My Italian vocabulary clunks into gear, but I manage to convey: "I have only a passport, because I left my codice fiscale in America. Sono stupida."

"Un momento," the clerk responds, then hacks into the Finance Ministry's website and prints my tax code.

"Come Grande Fratello (like Big Brother)," I joke. His expression is polite, but blank.

Not a fan of Orwell, clearly. Or even reality TV.

***

Friends assure me that the codice fiscale is not equivalent to the sacred American Social Security number, on which identities rise and fall like haute couture hemlines. Still I'm unnerved as much as pleased.

***

Bolstered by bureaucratic success – so rare in the fallout radius of Byzantium – I head to the local farmers' market. Testaccio is a working-class neighborhood where tourists remain a novelty, especially Italophones smiling in the spring sunshine. No one minds my small, sniffly epiphanies over the crimson tomatoes and fragrant tangerines.

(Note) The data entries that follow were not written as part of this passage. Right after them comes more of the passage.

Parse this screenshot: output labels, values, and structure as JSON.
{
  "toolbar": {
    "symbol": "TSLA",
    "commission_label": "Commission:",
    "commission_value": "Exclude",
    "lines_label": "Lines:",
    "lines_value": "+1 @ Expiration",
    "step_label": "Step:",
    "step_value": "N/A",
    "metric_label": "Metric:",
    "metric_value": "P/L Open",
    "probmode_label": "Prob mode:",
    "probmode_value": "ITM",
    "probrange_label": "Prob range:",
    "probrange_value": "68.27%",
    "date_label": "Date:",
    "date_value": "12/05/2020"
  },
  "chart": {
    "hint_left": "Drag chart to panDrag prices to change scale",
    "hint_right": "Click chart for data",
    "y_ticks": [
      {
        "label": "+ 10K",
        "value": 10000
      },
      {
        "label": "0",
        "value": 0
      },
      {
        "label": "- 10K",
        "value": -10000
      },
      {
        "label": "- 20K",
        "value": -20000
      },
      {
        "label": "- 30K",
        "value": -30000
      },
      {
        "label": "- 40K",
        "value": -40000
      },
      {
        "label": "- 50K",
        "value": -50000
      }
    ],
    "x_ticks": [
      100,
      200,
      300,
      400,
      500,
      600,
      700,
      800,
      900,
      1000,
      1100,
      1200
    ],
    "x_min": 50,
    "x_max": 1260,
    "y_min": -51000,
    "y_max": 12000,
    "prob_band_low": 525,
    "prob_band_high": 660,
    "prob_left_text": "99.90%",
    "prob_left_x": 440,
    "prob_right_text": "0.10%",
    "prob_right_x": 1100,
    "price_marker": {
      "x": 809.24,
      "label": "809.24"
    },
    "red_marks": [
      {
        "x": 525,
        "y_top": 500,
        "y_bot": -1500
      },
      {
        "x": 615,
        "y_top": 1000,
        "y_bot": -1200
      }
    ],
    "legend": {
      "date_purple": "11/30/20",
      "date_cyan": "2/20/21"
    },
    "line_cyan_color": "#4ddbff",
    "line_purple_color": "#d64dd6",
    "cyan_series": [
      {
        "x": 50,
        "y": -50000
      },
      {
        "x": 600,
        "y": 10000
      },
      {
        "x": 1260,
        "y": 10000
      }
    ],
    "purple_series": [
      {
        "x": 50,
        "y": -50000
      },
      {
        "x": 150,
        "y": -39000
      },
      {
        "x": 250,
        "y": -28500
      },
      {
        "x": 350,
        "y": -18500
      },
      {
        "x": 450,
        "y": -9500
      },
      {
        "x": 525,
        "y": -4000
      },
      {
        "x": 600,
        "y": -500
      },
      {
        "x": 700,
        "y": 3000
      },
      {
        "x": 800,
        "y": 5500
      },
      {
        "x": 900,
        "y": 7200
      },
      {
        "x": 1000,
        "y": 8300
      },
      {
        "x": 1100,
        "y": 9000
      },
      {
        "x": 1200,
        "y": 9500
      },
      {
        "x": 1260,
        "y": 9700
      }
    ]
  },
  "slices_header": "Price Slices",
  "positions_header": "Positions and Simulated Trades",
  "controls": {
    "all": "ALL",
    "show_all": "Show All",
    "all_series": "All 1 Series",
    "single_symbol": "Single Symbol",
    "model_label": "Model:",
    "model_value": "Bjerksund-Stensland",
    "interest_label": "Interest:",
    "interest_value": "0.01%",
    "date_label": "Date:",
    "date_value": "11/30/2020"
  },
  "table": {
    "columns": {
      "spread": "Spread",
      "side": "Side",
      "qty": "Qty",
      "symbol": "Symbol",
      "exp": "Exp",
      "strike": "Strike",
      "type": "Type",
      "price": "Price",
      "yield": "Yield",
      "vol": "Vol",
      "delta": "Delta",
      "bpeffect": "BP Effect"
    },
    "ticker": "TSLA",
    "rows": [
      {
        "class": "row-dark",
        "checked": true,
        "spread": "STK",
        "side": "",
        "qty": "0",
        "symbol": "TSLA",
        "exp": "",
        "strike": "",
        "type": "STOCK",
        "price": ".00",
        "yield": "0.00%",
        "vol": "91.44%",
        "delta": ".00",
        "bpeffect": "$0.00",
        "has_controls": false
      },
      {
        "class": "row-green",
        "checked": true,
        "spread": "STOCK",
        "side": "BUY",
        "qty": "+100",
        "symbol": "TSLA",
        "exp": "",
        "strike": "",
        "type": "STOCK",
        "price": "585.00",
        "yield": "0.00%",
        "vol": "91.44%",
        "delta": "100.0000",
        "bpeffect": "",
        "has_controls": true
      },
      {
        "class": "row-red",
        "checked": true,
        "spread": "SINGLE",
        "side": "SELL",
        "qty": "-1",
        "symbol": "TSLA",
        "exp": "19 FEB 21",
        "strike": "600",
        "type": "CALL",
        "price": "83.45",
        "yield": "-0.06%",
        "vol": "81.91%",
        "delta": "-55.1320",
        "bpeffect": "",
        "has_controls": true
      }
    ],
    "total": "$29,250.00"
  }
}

I buy cheese, pesto and tortellini from one welcoming vendor, bread from another, then wine and water, followed by vegetables, a silk scarf. Giddy with power, I knock off more complex errands. I meander in the middle of the street – because I can.

Again, I'm home. And not.

Whatever. I'm content.

1 comment:

  1. Sounds like the place to be. Good for you.